TNDV Standardizes on Sony OLED Monitors for Mobile Production
TNDV has enhanced color representation for live shoots on all three of its mobile production trucks, adding Sony PVM-1741 OLED monitors to boost color representation and contrast ratio while setting up cameras.
The mobile production company has purchased six monitors: two for each of the company’s three trucks, used both on board and inside venues. The monitors give camera shaders, lighting directors, stage managers and other technical personnel an exact representation of video output quality in advance of live events.
One of the first successful projects included EntreLeadership, a live business and leadership event from financial wellness guru and radio host Dave Ramsey that was simulcast over the web from The People’s Church in Franklin, Tennessee.TNDV president Nic Dugger and his team deployed four monitors to confirm accurate color and contrast ratio measurements of the eventual live feed well before the shoot — ensuring that all involved were confident that the signal on the screen was an accurate representation of the image quality being produced.

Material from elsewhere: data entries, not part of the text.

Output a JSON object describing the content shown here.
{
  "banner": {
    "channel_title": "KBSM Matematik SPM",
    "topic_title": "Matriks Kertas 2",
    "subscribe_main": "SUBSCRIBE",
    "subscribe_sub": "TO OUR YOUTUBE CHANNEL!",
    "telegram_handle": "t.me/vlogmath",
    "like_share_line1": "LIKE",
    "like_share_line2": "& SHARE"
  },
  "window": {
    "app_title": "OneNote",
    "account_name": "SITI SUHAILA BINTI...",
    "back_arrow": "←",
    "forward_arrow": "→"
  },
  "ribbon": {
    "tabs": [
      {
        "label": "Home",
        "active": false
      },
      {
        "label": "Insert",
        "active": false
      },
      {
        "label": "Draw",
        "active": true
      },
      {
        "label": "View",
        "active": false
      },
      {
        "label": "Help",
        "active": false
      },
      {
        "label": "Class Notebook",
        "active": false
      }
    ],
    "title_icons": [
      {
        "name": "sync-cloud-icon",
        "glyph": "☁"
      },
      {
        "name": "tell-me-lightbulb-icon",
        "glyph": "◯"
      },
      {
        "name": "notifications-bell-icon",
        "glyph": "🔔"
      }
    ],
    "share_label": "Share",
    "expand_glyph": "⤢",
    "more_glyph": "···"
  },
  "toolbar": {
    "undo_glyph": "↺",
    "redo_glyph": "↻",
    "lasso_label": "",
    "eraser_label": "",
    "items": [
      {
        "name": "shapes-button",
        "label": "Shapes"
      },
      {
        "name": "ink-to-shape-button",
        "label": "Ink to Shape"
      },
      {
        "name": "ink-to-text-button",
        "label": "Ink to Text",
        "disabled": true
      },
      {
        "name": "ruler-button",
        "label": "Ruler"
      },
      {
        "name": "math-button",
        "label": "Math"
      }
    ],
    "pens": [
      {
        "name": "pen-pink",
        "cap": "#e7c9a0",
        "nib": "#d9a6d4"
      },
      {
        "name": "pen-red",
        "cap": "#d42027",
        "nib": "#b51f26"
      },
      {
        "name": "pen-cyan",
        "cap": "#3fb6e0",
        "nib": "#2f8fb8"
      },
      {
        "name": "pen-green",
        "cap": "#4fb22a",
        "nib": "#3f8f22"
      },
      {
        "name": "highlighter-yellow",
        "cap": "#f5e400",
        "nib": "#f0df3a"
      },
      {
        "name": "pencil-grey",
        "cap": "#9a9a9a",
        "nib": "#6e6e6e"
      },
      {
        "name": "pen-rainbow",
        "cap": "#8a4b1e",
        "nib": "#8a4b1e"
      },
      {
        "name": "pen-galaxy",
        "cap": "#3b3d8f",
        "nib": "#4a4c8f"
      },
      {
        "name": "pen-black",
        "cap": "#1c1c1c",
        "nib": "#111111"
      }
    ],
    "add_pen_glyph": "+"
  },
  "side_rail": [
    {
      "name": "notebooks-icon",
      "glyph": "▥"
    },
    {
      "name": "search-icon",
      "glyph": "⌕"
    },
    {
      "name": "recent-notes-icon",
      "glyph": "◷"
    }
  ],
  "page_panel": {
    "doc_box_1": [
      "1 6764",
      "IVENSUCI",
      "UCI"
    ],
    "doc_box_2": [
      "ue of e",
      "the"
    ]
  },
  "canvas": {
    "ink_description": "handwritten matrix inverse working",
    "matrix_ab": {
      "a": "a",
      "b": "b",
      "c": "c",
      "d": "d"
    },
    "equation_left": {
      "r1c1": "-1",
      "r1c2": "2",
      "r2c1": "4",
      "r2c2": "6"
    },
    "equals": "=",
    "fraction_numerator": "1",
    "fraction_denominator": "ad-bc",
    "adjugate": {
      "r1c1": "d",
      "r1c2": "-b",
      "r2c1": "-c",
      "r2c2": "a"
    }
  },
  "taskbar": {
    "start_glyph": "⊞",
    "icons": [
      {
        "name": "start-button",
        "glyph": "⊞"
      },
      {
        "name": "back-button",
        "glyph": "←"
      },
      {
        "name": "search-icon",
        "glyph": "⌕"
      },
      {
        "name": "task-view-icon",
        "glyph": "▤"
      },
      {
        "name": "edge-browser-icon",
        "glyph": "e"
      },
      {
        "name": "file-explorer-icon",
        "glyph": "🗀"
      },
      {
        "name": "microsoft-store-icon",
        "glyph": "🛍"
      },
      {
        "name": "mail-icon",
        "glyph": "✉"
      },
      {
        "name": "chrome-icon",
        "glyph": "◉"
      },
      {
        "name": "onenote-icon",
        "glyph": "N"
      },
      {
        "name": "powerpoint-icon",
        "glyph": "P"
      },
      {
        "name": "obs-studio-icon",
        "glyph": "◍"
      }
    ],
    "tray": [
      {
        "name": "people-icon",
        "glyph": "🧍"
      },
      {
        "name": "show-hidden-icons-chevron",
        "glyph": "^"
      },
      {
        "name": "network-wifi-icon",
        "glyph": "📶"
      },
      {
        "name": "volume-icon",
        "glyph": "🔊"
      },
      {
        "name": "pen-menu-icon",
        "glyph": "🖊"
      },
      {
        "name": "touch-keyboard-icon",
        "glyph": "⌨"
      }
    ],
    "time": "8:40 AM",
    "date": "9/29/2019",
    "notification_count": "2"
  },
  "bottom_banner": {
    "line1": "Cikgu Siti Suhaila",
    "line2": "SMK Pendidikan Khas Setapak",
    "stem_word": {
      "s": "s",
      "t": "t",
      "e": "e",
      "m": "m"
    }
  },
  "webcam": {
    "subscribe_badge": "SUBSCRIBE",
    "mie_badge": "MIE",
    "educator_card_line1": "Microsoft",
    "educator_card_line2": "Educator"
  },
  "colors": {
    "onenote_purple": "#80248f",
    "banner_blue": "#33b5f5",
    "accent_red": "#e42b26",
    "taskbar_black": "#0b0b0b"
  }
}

“We had a monitor available for a producer and lighting director at The People’s Church. It was pertinent that when they looked at images from our cameras they were seeing the same quality as our shader,” said Dugger. “It’s not good enough to get a 32-inch consumer monitor and use an HDMI conversion brick. When you are in a controlled environment with hundreds of moving and conventional lights, the difference in one light color temperature or another light being out of focus can be the difference in how good the shot looks.”
One of the main reasons for the exact precision is the true HD-SDI inputs of the monitor, which eliminates conversion requirements. Ultimately, the behavior of OLED monitors like the Sony PVM-1741 — which includes exceptionally accurate black levels, according to Dugger — is what sets it apart from less expensive LCD monitors that are often used in live production.
“Not having accurate black levels leads to inaccurate shading, and makes the lighting team push light harder than what is required,” said Dugger. “The ability to get those accurate, real-life black levels to the point where it looks like the monitor is off when you set up your cameras at zero IRE raises the overall quality. It’s a big hit with our shaders, who know they see the most accurate possible representation when they can detect noise at black levels and make adjustments.”
TNDV Director of Mobile Productions Rob Devlin agrees: “Sony’s OLED monitor is by far the truest representation of what the end viewer is seeing. Trying to compare to any other flavor of monitor is apples and oranges. The blacks are very, very rich, and make shading and chipping cameras a pleasure instead of a chore.”
Price has curtailed Dugger to make the leap to this point, but the PVM-1741 brings the cost of an OLED monitor down to the $4,000-5,000 range — a sharp decrease compared to OLED monitors that advance on $20,000. Dugger also notes that the PVM-1741 is very “broadcast-friendly,” built with the ruggedness required for life on the road.
“The design includes rack ears and mounting hardware that make the monitors easy to incorporate straight into a TV truck rack,” said Dugger. “But the price point is really what makes this ideal for the mobile production world, given the benefits it brings to live production quality. I can tout our new technology to clients while providing the highest accurate color representation for all our projects.”